River of Flowers moving remembrance of quake loss and hope
OPINION: I stood on the jetty in New Brighton by the side of the Avon River Ōtākaro waiting with others for the Ngāi Tahu waka to reach us to open the inaugural Spring River Festival.
It was a lovely October morning in 2012 and as I looked towards the approaching waka, for the first time I got a completely unencumbered view of the river and the mountains behind.
That lovely sight was thanks to the earthquakes. It was an emotional moment as I looked at this beauty and thought how important it will be that as we move on from the devastation that we had suffered, we must learn to work in harmony, in partnership with our natural environment.
As a species we have not treated our planet home with respect, but rather have exploited it in a way which we all know is leading us to environmental catastrophe if we don't seriously change out ways.
Here in our own back yard we need to put aside the arrogance we have had in the past, and which still continues, believing we can just dominate the natural environment.
The river that winds through our city that can be so beautiful and nourishing is one of the most polluted in New Zealand. It shames us all. Like our whole natural environment it needs to be respected, sustained and maintained for the good of all of us, for our bodies and our souls.
In a way it is a metaphor for our city. Beautiful as it is, like the Cathedral in the Square, its health and well-being are a reflection of the health and well-being of our city and its people. 2016 I hope will see an increase in the pace of the regeneration and I look forward to that with hope and excitement.
The waka arrived and I was asked to bless a very special gift that the New Brighton Project was giving to the Avon-Ōtākaro Network. It was a waka huia, beautifully crafted by Dallas Matoe. A waka huia is a vessel for holding sacred objects and carries immense meaning in its carving. This one has a theme – 'Te Piringa – Drawing together'.
Since the quakes the local people and communities of our city have striven to get their voices heard and respected by the powers that be who have been making decisions about our homes, our land and our communities.
The theme of Dallas' carving was to hold up a vision of networking, collaboration, dialogue and communication. On the lid, two facing heads share a joined tongue to represent speaking with one voice, one tongue. The design on the tongues depicts food and abundance referencing the Māori saying "Ha aha te kai o te Rangatira? Kōrero" – "What is the food of chiefs? Discussion".
The body of the waka huia has tīheru (the water bailer in a waka) forms on each end, a metaphor for the perseverance and endurance that is required to keep a canoe afloat. Inside are wing feathers of the karoro, the black-backed gull, signifying the reach that this bird has over the whole city, just as the Avon River/Ōtākaro does, connecting land, river and sea.
It is a beautiful taonga. Its themes undergird all that local communities have worked and hoped for since those terrible days: perseverance and endurance; striving to collaborate and work with the agencies that make the decisions in our behalf.
Since the first river festival the lovely ritual of a river of flowers on the February 22 commemoration has been repeated in various spots along the Avon River/Ōtākaro and other Christchurch waterways. This year there will be upwards of 20 venues across Greater Christchurch where people will gather to cast flowers into the river and reflect on these last five years.

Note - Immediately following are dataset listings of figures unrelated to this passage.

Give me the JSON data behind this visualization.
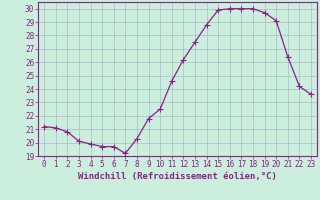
{
  "x": [
    0,
    1,
    2,
    3,
    4,
    5,
    6,
    7,
    8,
    9,
    10,
    11,
    12,
    13,
    14,
    15,
    16,
    17,
    18,
    19,
    20,
    21,
    22,
    23
  ],
  "y": [
    21.2,
    21.1,
    20.8,
    20.1,
    19.9,
    19.7,
    19.7,
    19.2,
    20.3,
    21.8,
    22.5,
    24.6,
    26.2,
    27.5,
    28.8,
    29.9,
    30.0,
    30.0,
    30.0,
    29.7,
    29.1,
    26.4,
    24.2,
    23.6
  ],
  "line_color": "#882288",
  "marker": "+",
  "marker_size": 4,
  "bg_color": "#cceedd",
  "grid_color": "#aabbcc",
  "xlabel": "Windchill (Refroidissement éolien,°C)",
  "xlim": [
    -0.5,
    23.5
  ],
  "ylim": [
    19.0,
    30.5
  ],
  "yticks": [
    19,
    20,
    21,
    22,
    23,
    24,
    25,
    26,
    27,
    28,
    29,
    30
  ],
  "xticks": [
    0,
    1,
    2,
    3,
    4,
    5,
    6,
    7,
    8,
    9,
    10,
    11,
    12,
    13,
    14,
    15,
    16,
    17,
    18,
    19,
    20,
    21,
    22,
    23
  ],
  "tick_color": "#882288",
  "tick_fontsize": 5.5,
  "xlabel_fontsize": 6.5,
  "linewidth": 0.9
}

We will remember those who lost their lives or were injured on that day. We will remember those who lost homes and livelihoods. We will think about the communities which were devastated and have since sadly disintegrated. We will reflect on how we have been, how we are dealing with the emotional trauma felt by so many of us and our children, and we will give thanks where we have reached out to support to encourage and to strive for one another.
And battle-scarred as we may be, we look forward as the city has moved on from rescue to recovery and now to regeneration.
I hope many of us can get to the riverside on February 22 and share in this communal reflection and looking forward. In the meantime, there is a month-long interactive exhibition at the Canterbury Museum. An extension of River of Flowers, Bloom has something for everyone, and young people especially are encouraged to come along.
It's a space to reflect, remember and hope. Children are invited to make paper flowers to put on an artificial river snaking across the floor. There is a river of poetry for youth to create and eleven of our authors and poets are involved with readings and recitations.
Messages of hope from each anniversary are displayed on the walls and we are invited to add our own for this year. Bloom is at the Museum until the end of the month.
Reverend Peter Beck is the Convenor of Eastern Vision and a former Dean and City Councillor of Christchurch. For details of River of Flowers and Bloom go to flourish.org.nz.